JetBlue has deferred 44 of its A321neo aircraft deliveries that were originally scheduled to be delivered from 2025 through to 2029 it said in its second quarter 2024 results on July 30, 2024. After reaching an agreement with Airbus on July 26, 2024, the 44 aircraft deliveries have been revised to 2030 and beyond.
JetBlue CEO Joanna Geraghty said in an earnings call: ""We simply cannot continue to invest in capital intensive assets that must be financed upon delivery and that are subsequently unable to produce a return because they have to be parked due to required maintenance and lengthy wait times.”
The airline said it is ""pursuing capital-light growth through extending the lives of approximately 30 A320 aircraft"", it said in its report. In addition, management said the deferred aircraft will “reduce our upcoming capital expenditures by $3bn, helping us to improve our free cash flow outlook and restore our balance sheet health of our business.”
Geraghty said the deferred aircraft were the most impacted by the Pratt & Whitney GTF engine issues.
""Our challenges are clear,"" said Geraghty in an earnings call. ""The Pratt & Whitney engine related aircraft groundings which are significantly impeding our growth rate and pressuring our profitability, as well as industry wide cost inflation and persistent air traffic control issues, all of which are headwinds we're working hard to overcome.""
It added that the continued powdered metal issues with the Pratt & Whitney engines, which powers its A220 and A321neo fleets, and the required inspections, has resulted in 10 aircraft on the ground (AOG) due to the lack of engine availability as of June 30, 2024. It expects each engine to take around 360 days to complete shop visits and return to a serviceable condition. It had an average of 11 AOG as of June 30, 2024.
Geraghty added: “In addition to powder metal related inspections challenging our engine capacity, we’ve experienced a number of other unscheduled engine maintenance visits that resulting in GTF engines coming off wing much sooner than anticipated – some after just a year of flying. In fact, a majority of the 11 average AOG this year are due to inspections outside of powder metal.”
The airline said it expects AOG in 2025 to be in the mid-to-high teens and will drive “roughly flat year-over-year capacity in 2025. Geraghty commented that there is “greater uncertainty in 2026 and beyond”.
In addition to the deferred aircraft, JetBlue president Marty St. George said the airline has “shifted capacity out of corporate focused routes and into leisure and VFR [visiting friends and family] routes.”
JetBlue has closed over 50 route exits and 15 of its ‘BlueCity’ focus cities so far in 2024 as it works to make “significant network changes”. The focus will be on New York, New England, Florida, and Latin leisure flying origins.
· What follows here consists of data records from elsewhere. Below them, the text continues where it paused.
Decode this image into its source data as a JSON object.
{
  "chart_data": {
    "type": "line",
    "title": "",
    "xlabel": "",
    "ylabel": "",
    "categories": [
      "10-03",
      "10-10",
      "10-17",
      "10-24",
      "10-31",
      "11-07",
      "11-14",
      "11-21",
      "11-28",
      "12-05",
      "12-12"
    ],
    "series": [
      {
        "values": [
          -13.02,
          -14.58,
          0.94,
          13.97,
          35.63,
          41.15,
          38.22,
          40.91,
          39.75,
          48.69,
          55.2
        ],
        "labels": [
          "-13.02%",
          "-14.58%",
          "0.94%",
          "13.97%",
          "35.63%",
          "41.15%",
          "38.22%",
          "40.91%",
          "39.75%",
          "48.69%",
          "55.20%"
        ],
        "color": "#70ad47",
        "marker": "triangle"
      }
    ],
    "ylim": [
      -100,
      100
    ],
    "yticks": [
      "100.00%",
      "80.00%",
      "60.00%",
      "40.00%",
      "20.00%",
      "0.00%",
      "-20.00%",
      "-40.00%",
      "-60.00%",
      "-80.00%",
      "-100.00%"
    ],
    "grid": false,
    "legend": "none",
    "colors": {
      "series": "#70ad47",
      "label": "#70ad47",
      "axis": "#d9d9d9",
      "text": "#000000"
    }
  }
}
“Every route and station needs to earn its way into our network,” explained George. “Our push for profitability has lessened our patience for underperforming routes.”
Geraghty added: “At the end of the day, our revenue growth has not been enough to outpace our cost challenges and we need to fix that.” The airline’s revenues were down roughly 7% in the second quarter to $2.4bn, compared to the same financial quarter last year. Passenger revenues were down around 8% to $2.3bn. Its total operating expenses were flat for the quarter at $2.4bn.
As a result, its operating income was down 75.9% compared to $57 million, compared to last year’s second quarter of $235 million in operating income. Its net profit was $25 million, or seven cents per share, down nearly 82% from last year’s $138 million. Geraghty said its profit “won’t be enough to offset projected losses generated in the other three quarters. We’ve remained steadfast in our urgency to return to full year profitability.”
It updated its full year outlook with capacity to be down between 2.5-5%, originally estimating it to be “down low single digits”. It also originally estimated the same for its full year revenue but had further clarified it to be down 4-6% in comparison to 2023’s revenues. Its CASM ex-fuel expenses are set to be up 6.5-8.5%, in line with its original estimate of it being up mid-to-high single digits. Fuel price per gallon is set to be between $2.80 and $3.
It also provided its third quarter outlook, anticipating capital expenditures of around $365 million. Furthermore, capacity is set to be down between 3% and 6% in the third quarter, compared to the same period last year. Revenue for the period is expected to decline 1.5-5.5%. CASM ex-fuel is forecast to increase around 6% and 8%, while fuel is predicted to cost around $2.82 and $2.97 per gallon.
As of June 30, 2024, its cash and cash equivalents were $1.3bn and total assets were valued at approximately $14bn. In addition, total debt was at $5.4bn and stockholders’ equity at $2.7bn.
As of 11:30am GMT, JetBlue's shares were up nearly 18% after it beat initial estimates.